Results: We included all HHT patients in the County of Fyn, Denmark, prevalent as of January 1st 1995 in total 73 HHT patients. In addition three age- and sex- matched controls per HHT patient were evaluated, in total 218 controls (one was lost due to registration failure). The controls were defined at start of follow-up in 1995. Information on lifestyle factors was not available. A total of 32 (44%) HHT patients and 97 (44%) controls passed away during follow-up. The survival curves were evenly distributed showing similar survival rates in the two groups.
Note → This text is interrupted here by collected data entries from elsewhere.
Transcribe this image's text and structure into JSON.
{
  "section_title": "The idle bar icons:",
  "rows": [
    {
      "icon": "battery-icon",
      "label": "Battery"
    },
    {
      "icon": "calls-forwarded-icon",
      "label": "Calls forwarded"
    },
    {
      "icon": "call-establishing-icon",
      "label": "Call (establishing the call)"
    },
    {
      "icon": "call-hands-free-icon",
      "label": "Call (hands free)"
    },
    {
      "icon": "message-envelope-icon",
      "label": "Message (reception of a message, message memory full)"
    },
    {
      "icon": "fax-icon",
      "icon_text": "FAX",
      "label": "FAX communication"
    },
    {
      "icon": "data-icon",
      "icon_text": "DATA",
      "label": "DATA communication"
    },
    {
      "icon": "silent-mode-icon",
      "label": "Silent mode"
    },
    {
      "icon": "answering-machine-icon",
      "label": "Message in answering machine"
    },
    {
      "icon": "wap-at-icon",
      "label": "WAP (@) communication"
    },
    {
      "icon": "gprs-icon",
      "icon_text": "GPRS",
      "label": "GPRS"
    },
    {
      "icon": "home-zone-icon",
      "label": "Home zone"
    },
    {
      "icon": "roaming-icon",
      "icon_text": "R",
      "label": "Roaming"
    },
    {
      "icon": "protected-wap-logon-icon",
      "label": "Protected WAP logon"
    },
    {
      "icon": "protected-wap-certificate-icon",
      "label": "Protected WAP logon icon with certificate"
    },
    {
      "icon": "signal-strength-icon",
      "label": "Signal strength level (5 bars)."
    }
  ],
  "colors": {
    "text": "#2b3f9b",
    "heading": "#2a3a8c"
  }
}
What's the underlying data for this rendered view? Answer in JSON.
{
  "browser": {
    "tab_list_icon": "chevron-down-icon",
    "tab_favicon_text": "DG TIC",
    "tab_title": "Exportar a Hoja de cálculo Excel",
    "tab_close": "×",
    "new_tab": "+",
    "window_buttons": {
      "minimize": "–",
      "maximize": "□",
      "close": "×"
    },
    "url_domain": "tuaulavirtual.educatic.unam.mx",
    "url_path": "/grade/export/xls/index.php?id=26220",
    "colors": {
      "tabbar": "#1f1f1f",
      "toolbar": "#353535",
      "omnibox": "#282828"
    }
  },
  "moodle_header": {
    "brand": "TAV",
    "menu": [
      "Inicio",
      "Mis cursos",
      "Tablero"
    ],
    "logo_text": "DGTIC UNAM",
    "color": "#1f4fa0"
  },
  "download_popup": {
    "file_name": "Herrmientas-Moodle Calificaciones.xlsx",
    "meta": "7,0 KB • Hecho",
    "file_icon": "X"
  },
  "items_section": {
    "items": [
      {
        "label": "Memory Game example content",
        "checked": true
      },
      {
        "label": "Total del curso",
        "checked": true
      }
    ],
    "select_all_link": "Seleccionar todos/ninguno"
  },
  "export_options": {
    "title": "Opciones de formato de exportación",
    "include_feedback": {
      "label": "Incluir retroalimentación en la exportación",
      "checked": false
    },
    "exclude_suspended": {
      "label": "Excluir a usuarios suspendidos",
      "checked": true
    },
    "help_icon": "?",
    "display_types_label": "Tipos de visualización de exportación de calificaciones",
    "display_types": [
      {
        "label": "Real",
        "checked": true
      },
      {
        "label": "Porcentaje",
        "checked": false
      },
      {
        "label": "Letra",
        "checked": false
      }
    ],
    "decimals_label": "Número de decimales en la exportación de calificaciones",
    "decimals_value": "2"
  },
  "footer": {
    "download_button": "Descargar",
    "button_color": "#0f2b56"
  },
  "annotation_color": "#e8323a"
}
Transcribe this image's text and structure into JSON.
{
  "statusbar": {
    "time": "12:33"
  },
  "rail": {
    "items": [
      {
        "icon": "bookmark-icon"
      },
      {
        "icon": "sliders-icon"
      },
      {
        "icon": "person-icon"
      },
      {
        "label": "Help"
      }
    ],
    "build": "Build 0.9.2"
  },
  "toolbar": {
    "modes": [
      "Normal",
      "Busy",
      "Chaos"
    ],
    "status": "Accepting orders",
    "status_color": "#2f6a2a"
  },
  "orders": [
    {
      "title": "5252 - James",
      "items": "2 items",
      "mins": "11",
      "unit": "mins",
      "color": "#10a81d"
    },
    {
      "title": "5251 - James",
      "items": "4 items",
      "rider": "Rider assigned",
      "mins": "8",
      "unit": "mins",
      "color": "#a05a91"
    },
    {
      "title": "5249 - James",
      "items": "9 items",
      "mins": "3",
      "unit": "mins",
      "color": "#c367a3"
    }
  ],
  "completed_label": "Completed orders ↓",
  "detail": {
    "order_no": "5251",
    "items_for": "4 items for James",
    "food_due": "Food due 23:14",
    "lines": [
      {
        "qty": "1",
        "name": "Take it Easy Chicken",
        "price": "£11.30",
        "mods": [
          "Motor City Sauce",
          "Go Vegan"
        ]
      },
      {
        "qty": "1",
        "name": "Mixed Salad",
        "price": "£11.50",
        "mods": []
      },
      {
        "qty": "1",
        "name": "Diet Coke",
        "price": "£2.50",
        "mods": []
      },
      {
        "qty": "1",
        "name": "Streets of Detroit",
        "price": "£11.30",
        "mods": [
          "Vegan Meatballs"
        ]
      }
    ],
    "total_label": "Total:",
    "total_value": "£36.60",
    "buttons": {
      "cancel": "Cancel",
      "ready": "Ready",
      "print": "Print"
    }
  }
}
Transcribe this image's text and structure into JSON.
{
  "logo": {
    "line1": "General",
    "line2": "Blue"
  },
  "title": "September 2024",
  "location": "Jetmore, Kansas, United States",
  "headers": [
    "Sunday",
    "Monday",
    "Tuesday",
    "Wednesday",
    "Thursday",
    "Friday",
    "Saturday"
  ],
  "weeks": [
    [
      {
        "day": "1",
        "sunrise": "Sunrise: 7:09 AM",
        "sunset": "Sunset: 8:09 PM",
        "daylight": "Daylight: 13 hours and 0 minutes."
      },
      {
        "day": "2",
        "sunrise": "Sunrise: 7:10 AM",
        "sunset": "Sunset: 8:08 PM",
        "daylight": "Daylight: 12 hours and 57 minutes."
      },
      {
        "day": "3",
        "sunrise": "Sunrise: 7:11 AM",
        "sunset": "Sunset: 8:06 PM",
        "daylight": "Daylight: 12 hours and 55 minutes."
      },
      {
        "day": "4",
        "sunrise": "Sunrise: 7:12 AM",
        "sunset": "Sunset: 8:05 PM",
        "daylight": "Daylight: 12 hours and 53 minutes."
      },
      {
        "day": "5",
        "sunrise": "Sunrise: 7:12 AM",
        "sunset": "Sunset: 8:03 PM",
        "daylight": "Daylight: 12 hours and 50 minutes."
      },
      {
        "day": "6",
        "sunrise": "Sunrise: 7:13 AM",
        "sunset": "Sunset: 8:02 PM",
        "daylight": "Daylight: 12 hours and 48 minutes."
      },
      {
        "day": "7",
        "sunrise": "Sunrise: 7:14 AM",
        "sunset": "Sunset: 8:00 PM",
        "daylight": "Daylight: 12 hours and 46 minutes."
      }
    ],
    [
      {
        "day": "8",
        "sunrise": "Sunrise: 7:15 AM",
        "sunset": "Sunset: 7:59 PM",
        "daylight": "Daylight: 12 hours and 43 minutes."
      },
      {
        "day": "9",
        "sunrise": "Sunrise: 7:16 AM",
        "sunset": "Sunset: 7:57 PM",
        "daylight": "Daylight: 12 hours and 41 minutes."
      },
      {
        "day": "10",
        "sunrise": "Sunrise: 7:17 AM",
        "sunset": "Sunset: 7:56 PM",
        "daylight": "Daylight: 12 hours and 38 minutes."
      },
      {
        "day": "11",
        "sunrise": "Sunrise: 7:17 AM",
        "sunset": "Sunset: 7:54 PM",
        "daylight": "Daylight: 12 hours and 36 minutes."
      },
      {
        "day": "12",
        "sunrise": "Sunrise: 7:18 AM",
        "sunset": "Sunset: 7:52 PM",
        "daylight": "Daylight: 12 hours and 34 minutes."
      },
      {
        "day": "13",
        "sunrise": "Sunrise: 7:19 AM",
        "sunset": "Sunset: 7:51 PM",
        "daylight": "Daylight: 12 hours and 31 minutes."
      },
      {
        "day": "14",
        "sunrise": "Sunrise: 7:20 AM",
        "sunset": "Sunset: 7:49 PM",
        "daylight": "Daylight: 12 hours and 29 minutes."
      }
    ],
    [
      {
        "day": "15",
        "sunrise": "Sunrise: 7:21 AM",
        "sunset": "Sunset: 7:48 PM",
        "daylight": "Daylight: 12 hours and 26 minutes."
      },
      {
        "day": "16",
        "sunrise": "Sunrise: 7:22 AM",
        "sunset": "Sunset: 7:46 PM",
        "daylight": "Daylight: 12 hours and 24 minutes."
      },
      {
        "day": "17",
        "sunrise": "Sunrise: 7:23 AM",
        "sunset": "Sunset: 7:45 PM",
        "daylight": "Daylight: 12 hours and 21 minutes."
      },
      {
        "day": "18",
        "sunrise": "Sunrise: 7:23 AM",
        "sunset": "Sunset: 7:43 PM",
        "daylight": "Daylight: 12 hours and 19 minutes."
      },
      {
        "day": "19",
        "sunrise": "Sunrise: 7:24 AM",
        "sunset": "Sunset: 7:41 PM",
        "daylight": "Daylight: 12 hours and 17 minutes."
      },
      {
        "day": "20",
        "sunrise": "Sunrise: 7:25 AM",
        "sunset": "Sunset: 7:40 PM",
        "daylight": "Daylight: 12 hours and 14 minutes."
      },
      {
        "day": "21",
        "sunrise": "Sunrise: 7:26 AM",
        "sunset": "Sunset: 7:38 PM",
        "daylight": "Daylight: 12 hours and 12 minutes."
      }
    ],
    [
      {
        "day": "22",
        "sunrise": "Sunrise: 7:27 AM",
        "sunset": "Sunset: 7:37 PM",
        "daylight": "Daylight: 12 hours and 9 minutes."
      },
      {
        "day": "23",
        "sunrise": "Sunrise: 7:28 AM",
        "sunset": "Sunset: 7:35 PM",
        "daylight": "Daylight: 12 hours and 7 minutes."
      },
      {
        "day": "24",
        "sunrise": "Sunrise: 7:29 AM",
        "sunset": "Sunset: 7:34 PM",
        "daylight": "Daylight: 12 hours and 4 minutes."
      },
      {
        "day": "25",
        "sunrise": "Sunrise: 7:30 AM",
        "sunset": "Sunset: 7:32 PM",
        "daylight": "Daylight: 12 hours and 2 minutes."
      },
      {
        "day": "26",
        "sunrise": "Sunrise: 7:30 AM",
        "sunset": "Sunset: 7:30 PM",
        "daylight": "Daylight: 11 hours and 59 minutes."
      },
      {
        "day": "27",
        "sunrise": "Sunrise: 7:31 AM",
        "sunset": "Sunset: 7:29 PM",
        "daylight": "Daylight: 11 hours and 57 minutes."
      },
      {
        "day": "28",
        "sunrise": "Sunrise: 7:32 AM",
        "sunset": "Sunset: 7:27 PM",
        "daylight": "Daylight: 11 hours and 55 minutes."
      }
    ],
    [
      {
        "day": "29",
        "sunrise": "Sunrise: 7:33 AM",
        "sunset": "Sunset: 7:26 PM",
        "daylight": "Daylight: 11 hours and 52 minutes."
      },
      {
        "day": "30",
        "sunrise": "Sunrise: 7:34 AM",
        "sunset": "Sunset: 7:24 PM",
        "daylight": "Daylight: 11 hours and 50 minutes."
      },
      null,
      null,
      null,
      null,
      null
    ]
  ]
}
Cancer diagnoses had been registered in the follow-up period in 4 (5%) HHT patients and in 38 (17%) controls.
Conclusion: The mortality was not increased among Danish HHT patients compared to controls. This study is based on a clinical unselected series of HHT patients with the whole spectrum of severity, independent of need for medical care. Our data also suggest that HHT patients to a lesser degree than the background population are affected by cancer.
Keywords: Cancer; Causes of death; HHT; Survival; Telangiectasia Haemorrhagic Hereditary.